As galinholas-americanas vivem em matagais úmidos, bosques alagados e pântanos com vegetação rasteira.[3] Os habitats ideais apresentam estágios iniciais de sucessão ecológica e terras agrícolas abandonadas misturadas com floresta. No final do verão, algumas galinholas repousam no chão à noite em grandes clareiras em meio à vegetação esparsa e irregular.[10]
- Os habitats de acasalamento e reprodução incluem clareiras na floresta, beiras de estradas, pastagens e campos abandonados, de onde os machos vocalizam e iniciam voos de cortejo na primavera.
- Os habitats de nidificação incluem matagais, áreas de arbustos e florestas jovens e de meia-idade intercaladas com clareiras.
- Os habitats de alimentação possuem solo úmido e apresentam árvores jovens de crescimento denso, como álamos (Populus spp.), bétulas (Betula spp.) e espécies mistas de folhosas com menos de 20 anos de idade, além de arbustos, particularmente amieiros (Alnus spp.).
- Os habitats de repouso são locais semiabertos com cobertura vegetal baixa e esparsa, como campos de mirtilo, pastagens e áreas florestais recentemente exploradas intensamente.[10]
Migração
As galinholas migram à noite.
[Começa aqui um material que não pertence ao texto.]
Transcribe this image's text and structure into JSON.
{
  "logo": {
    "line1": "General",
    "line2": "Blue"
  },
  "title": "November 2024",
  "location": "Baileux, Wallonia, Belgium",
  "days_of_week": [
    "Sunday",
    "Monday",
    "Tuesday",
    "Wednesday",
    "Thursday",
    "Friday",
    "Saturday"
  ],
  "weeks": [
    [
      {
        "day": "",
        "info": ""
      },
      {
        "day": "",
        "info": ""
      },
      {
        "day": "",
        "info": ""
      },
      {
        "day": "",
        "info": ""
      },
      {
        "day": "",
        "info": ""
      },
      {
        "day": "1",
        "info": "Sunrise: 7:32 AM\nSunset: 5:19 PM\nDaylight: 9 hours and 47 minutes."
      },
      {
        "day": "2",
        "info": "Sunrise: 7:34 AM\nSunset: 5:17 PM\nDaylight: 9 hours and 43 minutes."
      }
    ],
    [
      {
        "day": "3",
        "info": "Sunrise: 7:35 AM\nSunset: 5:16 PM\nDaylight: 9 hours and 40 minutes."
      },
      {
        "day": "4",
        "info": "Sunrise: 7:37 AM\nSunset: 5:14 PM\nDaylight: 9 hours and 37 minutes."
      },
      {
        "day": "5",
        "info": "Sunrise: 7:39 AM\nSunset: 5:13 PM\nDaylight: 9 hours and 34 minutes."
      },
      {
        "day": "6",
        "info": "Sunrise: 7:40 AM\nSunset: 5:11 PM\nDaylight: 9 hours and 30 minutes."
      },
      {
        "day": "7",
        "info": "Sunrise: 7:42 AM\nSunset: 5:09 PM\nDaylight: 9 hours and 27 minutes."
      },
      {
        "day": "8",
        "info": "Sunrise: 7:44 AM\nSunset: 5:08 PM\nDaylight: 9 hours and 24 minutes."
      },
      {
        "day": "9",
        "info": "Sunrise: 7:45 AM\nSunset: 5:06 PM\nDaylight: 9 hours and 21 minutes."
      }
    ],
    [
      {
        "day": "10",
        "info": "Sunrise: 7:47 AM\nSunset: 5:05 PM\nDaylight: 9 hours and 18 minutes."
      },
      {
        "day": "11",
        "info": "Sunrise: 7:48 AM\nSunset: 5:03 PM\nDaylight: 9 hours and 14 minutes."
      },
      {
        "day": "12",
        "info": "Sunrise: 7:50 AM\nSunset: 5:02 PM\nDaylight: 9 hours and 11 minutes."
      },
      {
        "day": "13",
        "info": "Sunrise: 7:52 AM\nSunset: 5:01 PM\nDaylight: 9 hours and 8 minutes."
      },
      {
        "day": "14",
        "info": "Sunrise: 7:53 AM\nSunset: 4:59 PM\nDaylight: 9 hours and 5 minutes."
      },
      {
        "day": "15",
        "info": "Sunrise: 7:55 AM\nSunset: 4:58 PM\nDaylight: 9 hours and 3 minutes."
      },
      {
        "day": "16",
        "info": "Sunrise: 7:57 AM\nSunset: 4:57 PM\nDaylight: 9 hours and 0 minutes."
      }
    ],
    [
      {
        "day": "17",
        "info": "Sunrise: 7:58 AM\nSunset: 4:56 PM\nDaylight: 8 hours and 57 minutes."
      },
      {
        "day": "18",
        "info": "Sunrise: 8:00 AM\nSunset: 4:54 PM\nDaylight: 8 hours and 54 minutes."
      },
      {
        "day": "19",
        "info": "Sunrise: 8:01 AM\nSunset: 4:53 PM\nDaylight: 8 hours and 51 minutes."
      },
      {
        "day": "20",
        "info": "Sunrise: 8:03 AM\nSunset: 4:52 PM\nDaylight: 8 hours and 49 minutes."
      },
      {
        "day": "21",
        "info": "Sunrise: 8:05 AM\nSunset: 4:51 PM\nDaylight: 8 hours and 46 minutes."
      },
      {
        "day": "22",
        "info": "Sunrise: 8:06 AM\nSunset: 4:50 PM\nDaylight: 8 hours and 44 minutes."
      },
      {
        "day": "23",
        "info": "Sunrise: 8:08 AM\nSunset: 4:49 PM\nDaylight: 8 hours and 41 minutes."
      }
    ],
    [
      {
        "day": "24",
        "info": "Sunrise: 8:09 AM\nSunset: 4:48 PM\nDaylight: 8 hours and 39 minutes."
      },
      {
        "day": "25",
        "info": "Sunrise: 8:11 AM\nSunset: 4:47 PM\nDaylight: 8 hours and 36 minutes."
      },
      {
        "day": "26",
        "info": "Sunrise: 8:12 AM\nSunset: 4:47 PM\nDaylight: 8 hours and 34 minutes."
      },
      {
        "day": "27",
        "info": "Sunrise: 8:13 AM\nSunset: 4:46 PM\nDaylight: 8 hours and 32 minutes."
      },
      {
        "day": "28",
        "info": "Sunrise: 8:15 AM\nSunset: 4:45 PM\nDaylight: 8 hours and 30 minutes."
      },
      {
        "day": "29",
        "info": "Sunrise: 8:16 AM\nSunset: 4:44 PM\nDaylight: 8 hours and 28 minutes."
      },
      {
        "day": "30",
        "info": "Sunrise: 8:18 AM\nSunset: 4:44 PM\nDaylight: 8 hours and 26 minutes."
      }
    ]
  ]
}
Voam em baixas altitudes, individualmente ou em pequenos bandos dispersos. As velocidades de voo das aves migratórias foram registradas entre 26 e 45 km/h.[14] No entanto, a velocidade de voo mais lenta já registrada para uma ave, cerca de 8 km/h, foi observada nesta espécie.[15] Acredita-se que se orientem visualmente usando características fisiográficas importantes, como linhas costeiras e amplos vales fluviais.[10] Tanto as migrações de outono quanto as de primavera são lentas em comparação com as migrações rápidas e diretas de muitas aves passeriformes.
No norte, as galinholas começam a migrar para o sul antes que o gelo e a neve isolem suas fontes de alimento terrestre. Frentes frias podem provocar grandes migrações para o sul no outono. A maioria inicia a migração em outubro, com o pico ocorrendo de meados de outubro ao início de novembro.[16] A maioria dos indivíduos chega à área de invernada em meados de dezembro. As aves retornam ao norte em fevereiro. A maioria retorna à área de reprodução no norte entre meados de março e meados de abril.[10]
A chegada e a partida das aves migratórias de seus locais de reprodução são extremamente irregulares. Em Ohio, por exemplo, as primeiras aves são avistadas em fevereiro, mas a maior parte da população só chega em março e abril. As aves começam a partir para o inverno em setembro, mas algumas permanecem até meados de novembro.[17]
Comportamento e ecologia
Alimentação e nutrição
As galinholas alimentam-se principalmente de invertebrados, em especial minhocas (oligoquetas), sendo conhecidas por utilizar técnicas de "encantamento de minhocas" para atraí-las à superfície.[18] Forrageiam sobretudo em solos úmidos, sondando o solo macio em meio à vegetação densa, onde geralmente permanecem bem escondidas. Outros itens de sua dieta incluem larvas de insetos, caracóis, centopeias, milípedes, aranhas, moscas ragionídeas, besouros e formigas. Consomem também uma pequena quantidade de alimentos vegetais, principalmente sementes.[10] São aves crepusculares, sendo mais ativas ao amanhecer e ao entardecer.
Reprodução
Na primavera, os machos ocupam áreas de canto individuais, clareiras próximas a arbustos, de onde vocalizam e realizam voos de exibição ao amanhecer e ao entardecer e, se a luminosidade for suficiente, em noites de luar. O chamado do macho no solo é um peent curto e zumbido. Após emitir uma série de chamados no solo, o macho decola e voa de 46 a 91 metros de altura. Ele desce em ziguezague e inclina-se enquanto entoa uma vocalização fluida e chilreante.[10] Esse voo espiralado em alta altitude produz um som melodioso de gorjeio, à medida que o ar passa pelas penas primárias externas das asas do macho.[19]
Os machos podem continuar com suas exibições de cortejo por até quatro meses consecutivos, às vezes mesmo depois que as fêmeas já chocaram seus ovos e deixaram o ninho. As fêmeas são atraídas pelas exibições do macho. Uma fêmea voa e pousa no solo perto de um macho cantando. O macho corteja a fêmea caminhando com as pernas rígidas e as asas estendidas verticalmente, balançando a cabeça e curvando-se. Um macho pode acasalar com várias fêmeas. O macho da galinhola não desempenha nenhum papel na escolha do local do ninho, na incubação dos ovos ou na criação dos filhotes. Na principal área de reprodução no norte, pode ser uma das espécies que nidificam no solo com reprodução mais precoce.[10]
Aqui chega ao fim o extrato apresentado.